Monday, February 4, 2008
A Heaping Helping of Hot Coal (Layali Beirut, 25-60 Steinway Street)
No part of the neighborhood seems more foreign to us than the stretch of Steinway Street below Astoria Boulevard, where the smell of shisha fills the air, all the bodegas sell hookah pipes, and awnings implore you to read the Holy Koran. Frankly, we were intimidated by the plethora of hookah cafes as we wandered around on a weekend night trying to choose a place. It seemed hard to believe that people could eat amid all that smoke, so thick that it hung visibly in the air and cast a gray pallor over everything we could see through the windows. Perusing the menus outside many of the cafes -- in many cases translated poorly out of Arabic -- did little to put us at ease. Roast pigeon? And we weren't entirely sure women were welcome in these places. They seemed very much the domain of Egyptian men, young and old, playing backgammon with mute ferocity.
We chose Layali Beirut, in part because it was lit with green and red neon, and because, inexplicably, it had a weirdly welcoming pirate statue posted by the entrance.

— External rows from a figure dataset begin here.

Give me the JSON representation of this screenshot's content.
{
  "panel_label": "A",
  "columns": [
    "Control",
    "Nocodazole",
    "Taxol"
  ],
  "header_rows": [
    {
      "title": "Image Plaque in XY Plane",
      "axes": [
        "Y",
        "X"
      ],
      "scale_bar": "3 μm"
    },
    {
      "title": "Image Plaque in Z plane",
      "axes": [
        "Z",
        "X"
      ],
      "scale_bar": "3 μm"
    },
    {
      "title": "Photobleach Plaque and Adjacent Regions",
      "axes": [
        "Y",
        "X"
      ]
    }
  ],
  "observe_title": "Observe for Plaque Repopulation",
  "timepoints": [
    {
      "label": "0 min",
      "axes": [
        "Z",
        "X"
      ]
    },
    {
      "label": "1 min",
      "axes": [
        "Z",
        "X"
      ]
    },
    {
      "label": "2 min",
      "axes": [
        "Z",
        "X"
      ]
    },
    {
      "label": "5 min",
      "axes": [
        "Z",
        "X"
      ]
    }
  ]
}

Once inside, the scent of tobacco was nearly overpowering. The place was full, and just about everyone was smoking hookahs. We felt conspicuous, but it was comforting to see that female customers were present; one table even consisted entirely of women, though they were not smoking. Considering our purpose, though, it was not reassuring that few seemed to be eating. The décor was eclectic to say the least, some kind of testimony to Lebanon's reputation as a cultural crossroads. There were Christian-themed paintings, bas reliefs, Islamic carved pattern work in the moldings and doorways, a vast array of bellows hanging from the walls, and Lebanese music videos flickering through the haze from flat-screen TVs. And the sea of plastic grapes hanging from the ceiling bordered on insanity.
A table had just been vacated as we entered, so we had somewhere to sit, but it took the waitress some heavy-duty work with Windex to get it clean. The amount of mess left by the previous customers seemed astonishing until we considered that they may have been there for several hours, what with the backgammon and all. Like most of the hookah cafes, there's no booze at Layali Beirut; most customers drank tea, Turkish coffee, or fruit juice -- one of us ordered something billed on the menu as "Mango4" (we couldn't decide if this was a typo). We decided to pass on the overpriced entrées and stick to the more reasonable appetizers.

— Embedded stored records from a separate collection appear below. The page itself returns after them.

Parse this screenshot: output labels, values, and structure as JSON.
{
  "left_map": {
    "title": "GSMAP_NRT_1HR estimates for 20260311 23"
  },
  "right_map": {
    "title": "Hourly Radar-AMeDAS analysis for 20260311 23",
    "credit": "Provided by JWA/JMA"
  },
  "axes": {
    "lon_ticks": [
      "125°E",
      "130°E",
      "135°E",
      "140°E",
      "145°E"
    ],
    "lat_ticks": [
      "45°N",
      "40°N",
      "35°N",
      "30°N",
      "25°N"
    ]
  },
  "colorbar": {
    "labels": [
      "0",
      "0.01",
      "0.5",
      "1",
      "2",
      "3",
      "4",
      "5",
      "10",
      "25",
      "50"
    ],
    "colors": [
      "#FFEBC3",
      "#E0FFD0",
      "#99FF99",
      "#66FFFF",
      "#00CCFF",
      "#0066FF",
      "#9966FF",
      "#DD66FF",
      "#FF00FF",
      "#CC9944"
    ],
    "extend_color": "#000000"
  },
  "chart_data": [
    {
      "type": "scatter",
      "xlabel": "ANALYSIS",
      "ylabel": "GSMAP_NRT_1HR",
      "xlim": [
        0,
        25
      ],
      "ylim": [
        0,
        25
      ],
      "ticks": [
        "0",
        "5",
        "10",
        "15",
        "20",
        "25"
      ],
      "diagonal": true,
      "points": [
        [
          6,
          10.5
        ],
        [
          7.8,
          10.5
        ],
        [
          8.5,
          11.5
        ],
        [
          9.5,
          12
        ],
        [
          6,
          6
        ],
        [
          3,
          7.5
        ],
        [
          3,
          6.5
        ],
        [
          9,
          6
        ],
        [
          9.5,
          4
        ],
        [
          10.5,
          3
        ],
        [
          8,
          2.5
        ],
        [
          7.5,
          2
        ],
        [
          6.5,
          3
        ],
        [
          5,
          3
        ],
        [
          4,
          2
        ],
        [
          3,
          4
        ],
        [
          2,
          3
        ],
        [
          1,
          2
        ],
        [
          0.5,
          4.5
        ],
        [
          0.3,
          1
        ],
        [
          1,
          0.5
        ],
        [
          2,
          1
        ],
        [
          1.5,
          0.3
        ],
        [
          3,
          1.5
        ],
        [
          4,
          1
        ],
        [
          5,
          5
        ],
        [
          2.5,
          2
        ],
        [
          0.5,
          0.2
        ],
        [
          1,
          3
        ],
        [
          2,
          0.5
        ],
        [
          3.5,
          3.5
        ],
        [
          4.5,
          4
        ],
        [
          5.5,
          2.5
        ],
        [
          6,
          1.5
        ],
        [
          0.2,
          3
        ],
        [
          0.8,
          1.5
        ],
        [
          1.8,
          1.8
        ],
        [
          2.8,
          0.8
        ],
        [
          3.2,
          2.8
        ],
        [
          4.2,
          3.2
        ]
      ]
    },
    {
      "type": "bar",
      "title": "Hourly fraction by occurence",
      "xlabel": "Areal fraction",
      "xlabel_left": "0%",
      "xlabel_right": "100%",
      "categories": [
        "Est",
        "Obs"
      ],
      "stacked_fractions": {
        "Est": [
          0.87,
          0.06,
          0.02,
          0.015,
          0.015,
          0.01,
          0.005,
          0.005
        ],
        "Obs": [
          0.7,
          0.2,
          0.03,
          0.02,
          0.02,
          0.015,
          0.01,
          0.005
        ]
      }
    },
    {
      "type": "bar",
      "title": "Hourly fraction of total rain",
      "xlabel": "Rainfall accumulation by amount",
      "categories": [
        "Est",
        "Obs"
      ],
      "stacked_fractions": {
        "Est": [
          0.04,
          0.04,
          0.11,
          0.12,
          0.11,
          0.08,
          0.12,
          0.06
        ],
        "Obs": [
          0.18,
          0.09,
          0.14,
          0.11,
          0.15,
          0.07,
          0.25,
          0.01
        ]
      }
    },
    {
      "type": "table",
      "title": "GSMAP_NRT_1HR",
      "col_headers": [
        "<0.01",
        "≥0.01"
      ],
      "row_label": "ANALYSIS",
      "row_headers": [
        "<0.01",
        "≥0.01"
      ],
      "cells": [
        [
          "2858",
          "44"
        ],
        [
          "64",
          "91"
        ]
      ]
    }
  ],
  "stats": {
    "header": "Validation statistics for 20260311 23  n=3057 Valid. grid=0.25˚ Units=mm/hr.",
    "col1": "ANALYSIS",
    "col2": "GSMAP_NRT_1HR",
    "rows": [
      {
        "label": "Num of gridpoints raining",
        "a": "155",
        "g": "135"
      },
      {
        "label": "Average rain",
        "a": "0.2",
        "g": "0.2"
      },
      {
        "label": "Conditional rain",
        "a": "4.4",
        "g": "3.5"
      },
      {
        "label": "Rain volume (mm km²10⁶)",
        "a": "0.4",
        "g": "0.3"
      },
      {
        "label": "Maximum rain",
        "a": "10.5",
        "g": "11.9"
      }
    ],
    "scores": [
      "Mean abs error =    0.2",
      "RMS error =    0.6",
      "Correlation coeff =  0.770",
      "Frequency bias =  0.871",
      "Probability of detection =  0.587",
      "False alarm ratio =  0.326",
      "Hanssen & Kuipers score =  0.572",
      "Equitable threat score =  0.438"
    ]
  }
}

The kibbeh, miniature fried footballs of minced lamb and bulgur, were tasty. We wish the waitress had given us a hint and suggested we order a side of tahini to go along with it, as is traditional and necessary -- they screamed out for something to moisten the palate, though the meat was tender enough. We also ordered what was essentially Lebanese home fries, cubed potatoes seasoned with coriander and heaps of cilantro.
Naturally, we ordered shisha as well. Not to wax too orientalist, but smoking from a hookah always inevitably feels somewhat exotic, and in this particular setting, it was especially so. We were most taken with the employee who walked through the crowded café carrying hot coals to restoke the hookahs. With his tin basket and iron tongs, he seemed quaintly medieval, an indentured manservant to some pasha in the wings. And we can hardly imagine what sort of fire pit the coals were being extracted from. But when the coals were refreshed, one could certainly draw smoke much more copiously, and the curious ritual did much to add to the occult feel of what we were doing. It made tobacco seem exciting all over again.

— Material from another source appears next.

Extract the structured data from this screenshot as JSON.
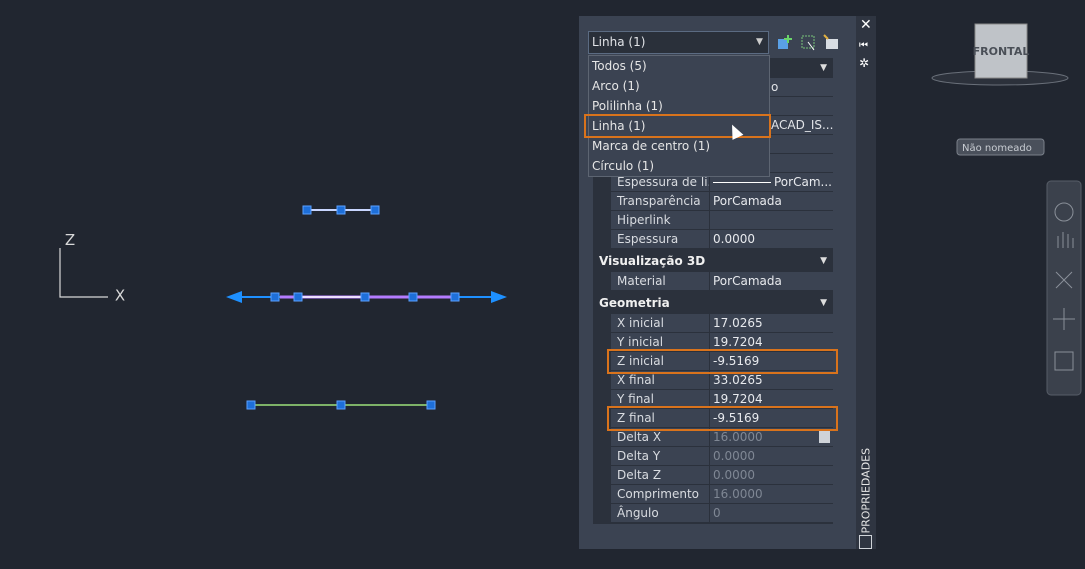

We never quite felt at ease in Layali Beirut, but that may have been because we had nothing by which to gauge our expectations. But it seems that if you could acclimate yourself to the smoke and could overcome the oddity of the environment -- two big ifs -- you could settle in and enjoy yourself at the café for an unbounded stretch of time. It's hard to condemn a culture in which men devote their evenings to smoking leisurely and gathering to play venerable board games, especially when we contrasted it with the dismal milieu at McCaffrey & Burke, which we visited later. There, an inebriated man tried to hug us while slobbering about the Super Bowl, and a group of drunken twenty-somethings stumble-danced with one another to the classic rock on the jukebox while one of them tried to show off her massage skills, bracing herself for leverage and getting her elbows involved. The sad, sunken faces at the bar are best left undescribed. It was depressing to realize that while we felt so alienated at Layali Beirut, these loutish, besotted slobs were, in fact, our people.
Price: $7 for hookah; food runs the gamut -- what we ordered seemed pricey for what it was.
Will we go again? No, but through no fault of Leyali Beirut's. We just need to work on our backgammon game.